In the end, fear of liability may trump concern for the mother’s state of mind. Dr. Michael Applebaum, MD is board-certified in Diagnostic Radiology and runs a diagnostic imaging practice in Chicago.
“For as long as it is standard of care to report findings that may be abnormal, liability may be found,” he told me.
For the remainder of my pregnancy, I was filled with dread. Even as the baby grew vigorous, kicking at my insides, I wondered what might be next. Perhaps the heartbeat would be too fast, or slow? Would my belly measure within dates? What other, as-yet unimagined metric of fetal health might put my baby under suspicion?
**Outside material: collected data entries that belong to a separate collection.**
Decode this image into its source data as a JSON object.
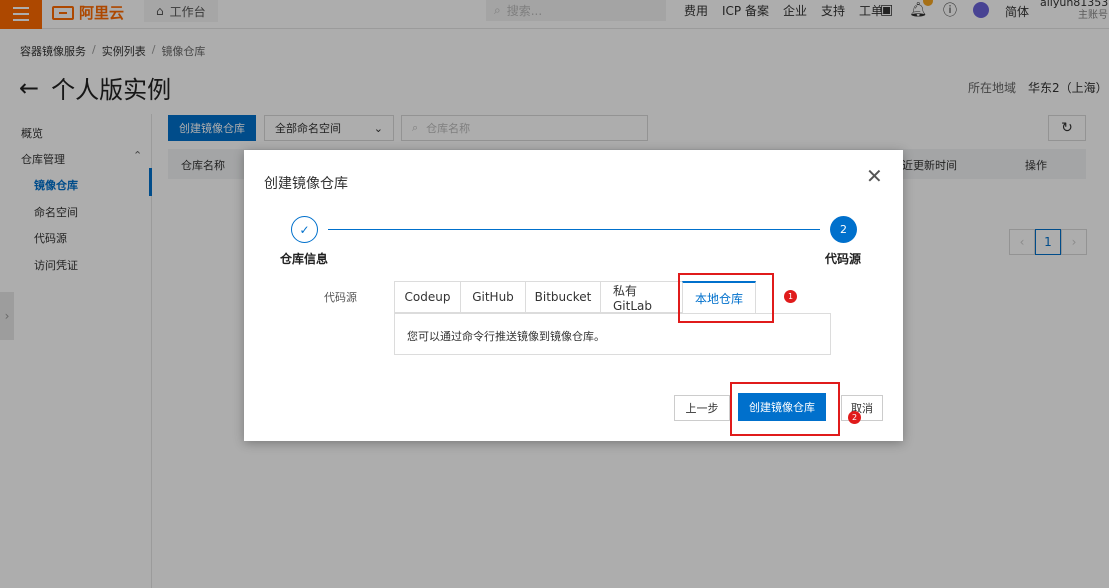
{
  "topbar": {
    "brand": "阿里云",
    "workbench": "工作台",
    "search_placeholder": "搜索...",
    "links": [
      "费用",
      "ICP 备案",
      "企业",
      "支持",
      "工单"
    ],
    "lang": "简体",
    "user_name": "aliyun813536...",
    "user_sub": "主账号",
    "accent": "#ff6a00"
  },
  "breadcrumb": [
    "容器镜像服务",
    "实例列表",
    "镜像仓库"
  ],
  "page": {
    "title": "个人版实例",
    "region_label": "所在地域",
    "region_value": "华东2（上海）"
  },
  "sidebar": {
    "items": [
      {
        "label": "概览"
      },
      {
        "label": "仓库管理"
      },
      {
        "label": "镜像仓库"
      },
      {
        "label": "命名空间"
      },
      {
        "label": "代码源"
      },
      {
        "label": "访问凭证"
      }
    ]
  },
  "toolbar": {
    "create_label": "创建镜像仓库",
    "namespace_select": "全部命名空间",
    "repo_search_placeholder": "仓库名称"
  },
  "table": {
    "col_name": "仓库名称",
    "col_updated": "近更新时间",
    "col_action": "操作"
  },
  "pager": {
    "current": "1"
  },
  "dialog": {
    "title": "创建镜像仓库",
    "step1_label": "仓库信息",
    "step2_label": "代码源",
    "step2_number": "2",
    "source_label": "代码源",
    "tabs": [
      "Codeup",
      "GitHub",
      "Bitbucket",
      "私有GitLab",
      "本地仓库"
    ],
    "active_tab": "本地仓库",
    "tab_content": "您可以通过命令行推送镜像到镜像仓库。",
    "btn_prev": "上一步",
    "btn_create": "创建镜像仓库",
    "btn_cancel": "取消",
    "annotation_1": "1",
    "annotation_2": "2",
    "primary_color": "#0070cc",
    "annotation_color": "#e01b1b"
  }
}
Even after my daughter was born perfect and healthy the following April, I appraised her with trepidation. Did her head look a little small? Was her cry a bit high-pitched? Was she not stepping all the way down on her heels? It took me most of her first year to be convinced that she was indeed all right.
I worry about the unsuspecting moms who will go to their routine 18-week ultrasound today, especially the 1-2 percent who will be told their fetus has a choroid plexus cyst, the 10 percent with an echogenic intracardiac focus, and the 1 percent with an echogenic bowel – all “soft marker” variants.
What will they be told? How will they know what to do?